The American Opportunity Credit
Since it’s a credit, you can deduct this one right off your taxes up to $2,500 (100% of the first $2k of eligible expenses and 25% of the next $2k) per student (you, your spouse or a dependent) for up to 4 years of undergraduate tuition and required fees and materials, including books. However, the amount of the credit begins to phase out once your modified AGI goes above $80k or $160k for a joint return. On the other hand, 40% of it is refundable for people who don’t earn enough to owe income taxes.
The Lifetime Learning Credit
This credit is similar to the American Opportunity Credit but it’s a little smaller—up to $2k—and that amount also begins to phase out when MAGI exceeds $80k or $160k for a couple. It’s also nonrefundable. However, it’s more flexible since it’s not limited to undergraduate education and thus can be used for graduate programs or just a few courses. Both credits can’t be taken for the same student in the same year though.
No Double Dipping
It’s important to point out that you can’t use any of these tax breaks for expenses that have already been covered by another one of these tax breaks, a tax-free account like a 529 plan or Coverdell account, or other forms of tax-free educational assistance like Pell grants and veterans’ programs. In other words, there’s no double dipping allowed. (This restriction doesn’t apply to funding sources that are generally tax-free like loans or inheritances and gifts.) The trick here is to withdraw from 529 and Coverdell accounts no more than the amount of qualified expenses that aren’t covered by one of these tax breaks.

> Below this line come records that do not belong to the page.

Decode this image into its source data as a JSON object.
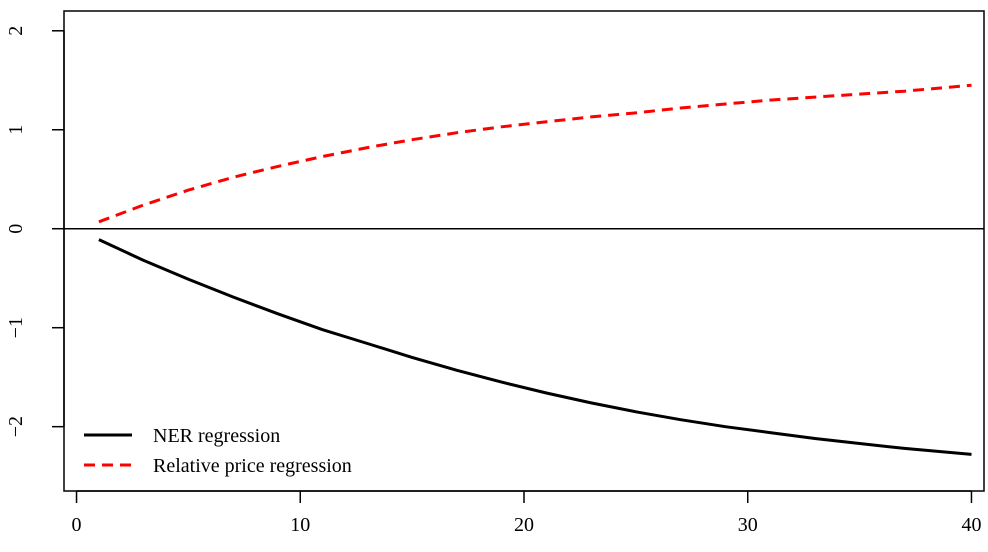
{
  "chart_data": {
    "type": "line",
    "title": "",
    "xlabel": "",
    "ylabel": "",
    "xlim": [
      -0.56,
      40.56
    ],
    "ylim": [
      -2.65,
      2.2
    ],
    "x_ticks": [
      0,
      10,
      20,
      30,
      40
    ],
    "x_tick_labels": [
      "0",
      "10",
      "20",
      "30",
      "40"
    ],
    "y_ticks": [
      -2,
      -1,
      0,
      1,
      2
    ],
    "y_tick_labels": [
      "−2",
      "−1",
      "0",
      "1",
      "2"
    ],
    "reference_line": {
      "y": 0,
      "color": "#000000"
    },
    "grid": false,
    "legend_position": "bottom-left",
    "series": [
      {
        "name": "NER regression",
        "color": "#000000",
        "line_style": "solid",
        "x": [
          1,
          3,
          5,
          7,
          9,
          11,
          13,
          15,
          17,
          19,
          21,
          23,
          25,
          27,
          29,
          31,
          33,
          35,
          37,
          39,
          40
        ],
        "y": [
          -0.11,
          -0.32,
          -0.51,
          -0.69,
          -0.86,
          -1.02,
          -1.16,
          -1.3,
          -1.43,
          -1.55,
          -1.66,
          -1.76,
          -1.85,
          -1.93,
          -2.0,
          -2.06,
          -2.12,
          -2.17,
          -2.22,
          -2.26,
          -2.28
        ]
      },
      {
        "name": "Relative price regression",
        "color": "#ff0000",
        "line_style": "dashed",
        "x": [
          1,
          3,
          5,
          7,
          9,
          11,
          13,
          15,
          17,
          19,
          21,
          23,
          25,
          27,
          29,
          31,
          33,
          35,
          37,
          39,
          40
        ],
        "y": [
          0.07,
          0.24,
          0.39,
          0.52,
          0.63,
          0.73,
          0.82,
          0.9,
          0.97,
          1.03,
          1.08,
          1.13,
          1.17,
          1.22,
          1.26,
          1.3,
          1.33,
          1.36,
          1.39,
          1.43,
          1.45
        ]
      }
    ]
  }
}
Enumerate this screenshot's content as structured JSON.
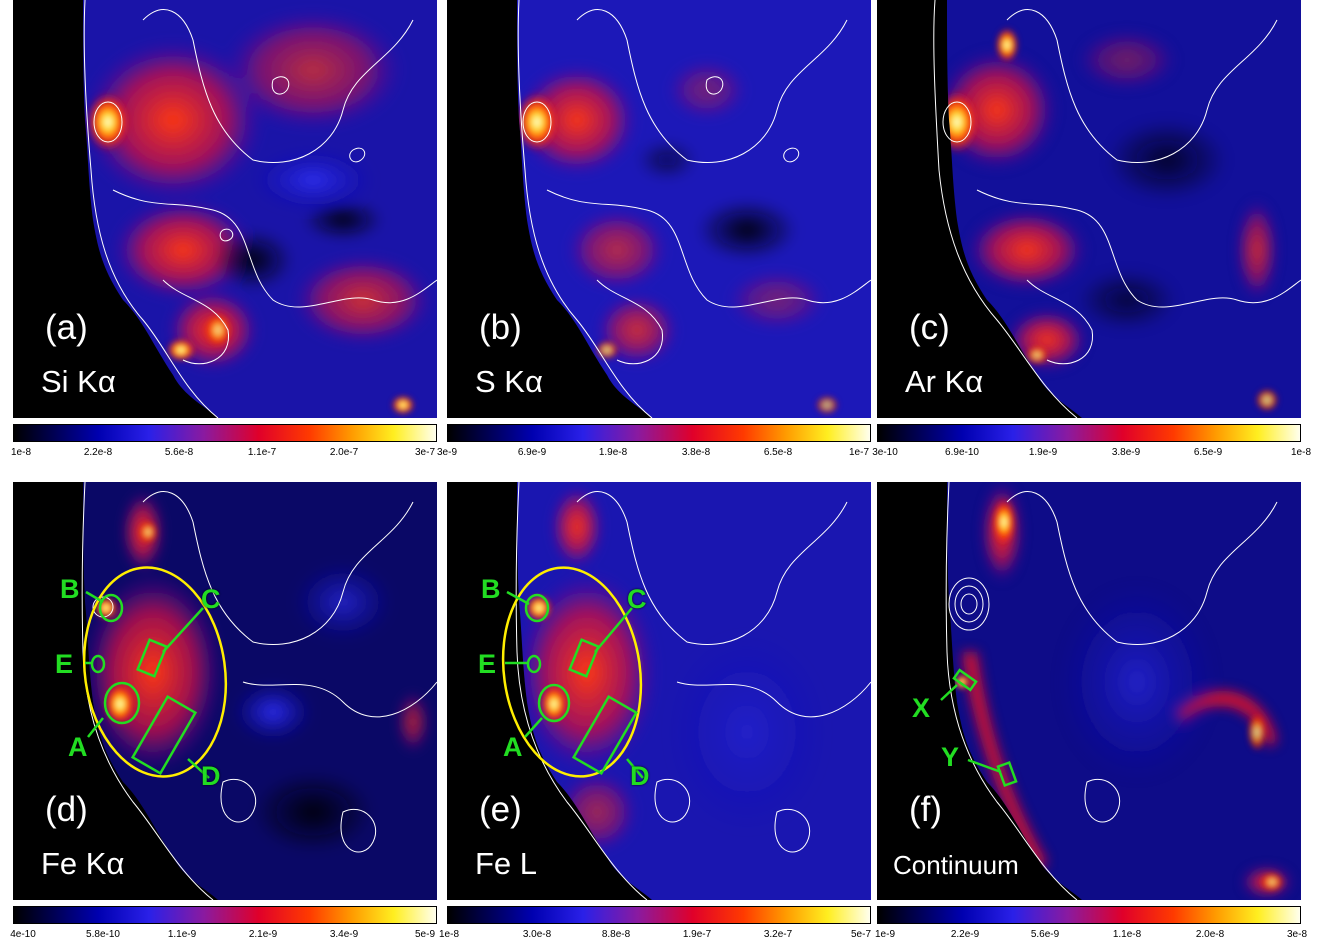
{
  "panels": [
    {
      "label": "(a)",
      "line": "Si Kα",
      "ticks": [
        "1e-8",
        "2.2e-8",
        "5.6e-8",
        "1.1e-7",
        "2.0e-7",
        "3e-7"
      ]
    },
    {
      "label": "(b)",
      "line": "S Kα",
      "ticks": [
        "3e-9",
        "6.9e-9",
        "1.9e-8",
        "3.8e-8",
        "6.5e-8",
        "1e-7"
      ]
    },
    {
      "label": "(c)",
      "line": "Ar Kα",
      "ticks": [
        "3e-10",
        "6.9e-10",
        "1.9e-9",
        "3.8e-9",
        "6.5e-9",
        "1e-8"
      ]
    },
    {
      "label": "(d)",
      "line": "Fe Kα",
      "ticks": [
        "4e-10",
        "5.8e-10",
        "1.1e-9",
        "2.1e-9",
        "3.4e-9",
        "5e-9"
      ]
    },
    {
      "label": "(e)",
      "line": "Fe L",
      "ticks": [
        "1e-8",
        "3.0e-8",
        "8.8e-8",
        "1.9e-7",
        "3.2e-7",
        "5e-7"
      ]
    },
    {
      "label": "(f)",
      "line": "Continuum",
      "ticks": [
        "1e-9",
        "2.2e-9",
        "5.6e-9",
        "1.1e-8",
        "2.0e-8",
        "3e-8"
      ]
    }
  ],
  "regions_fe": {
    "A": "A",
    "B": "B",
    "C": "C",
    "D": "D",
    "E": "E"
  },
  "regions_cont": {
    "X": "X",
    "Y": "Y"
  },
  "colors": {
    "region": "#22dd22",
    "ellipse": "#ffee00",
    "contour": "#ffffff"
  }
}
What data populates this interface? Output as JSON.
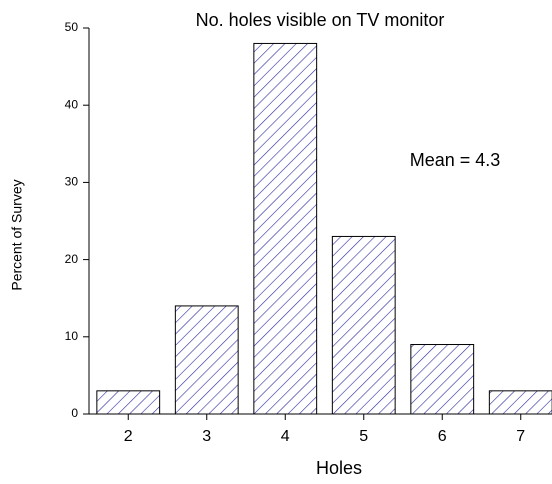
{
  "chart_data": {
    "type": "bar",
    "title": "No. holes visible on TV monitor",
    "annotation": "Mean = 4.3",
    "x_label": "Holes",
    "y_label": "Percent of Survey",
    "categories": [
      "2",
      "3",
      "4",
      "5",
      "6",
      "7"
    ],
    "values": [
      3,
      14,
      48,
      23,
      9,
      3
    ],
    "color": "#2a2aa0",
    "ylim": [
      0,
      50
    ],
    "yticks": [
      0,
      10,
      20,
      30,
      40,
      50
    ],
    "grid": false
  }
}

Student Loan Interest Deduction
The tax benefits don’t necessarily stop with the tuition bills. If you’re not a dependent on someone’s tax return and are within the MAGI limits, you can deduct (without having to itemize) up to $2,500 of interest each year on student loans that you’re legally obligated to pay. That last part means you can’t deduct interest for loans in your children’s name even if you make the payments.
Education is expensive and costs are rising faster than inflation. The good news is that we can offset some of that cost by reducing our taxes. The bad news is that these breaks can be complex so unless you have a good tax preparer, you’ll have to take some time to understand them and that can be an education in itself. Why isn’t there a special tax break for that?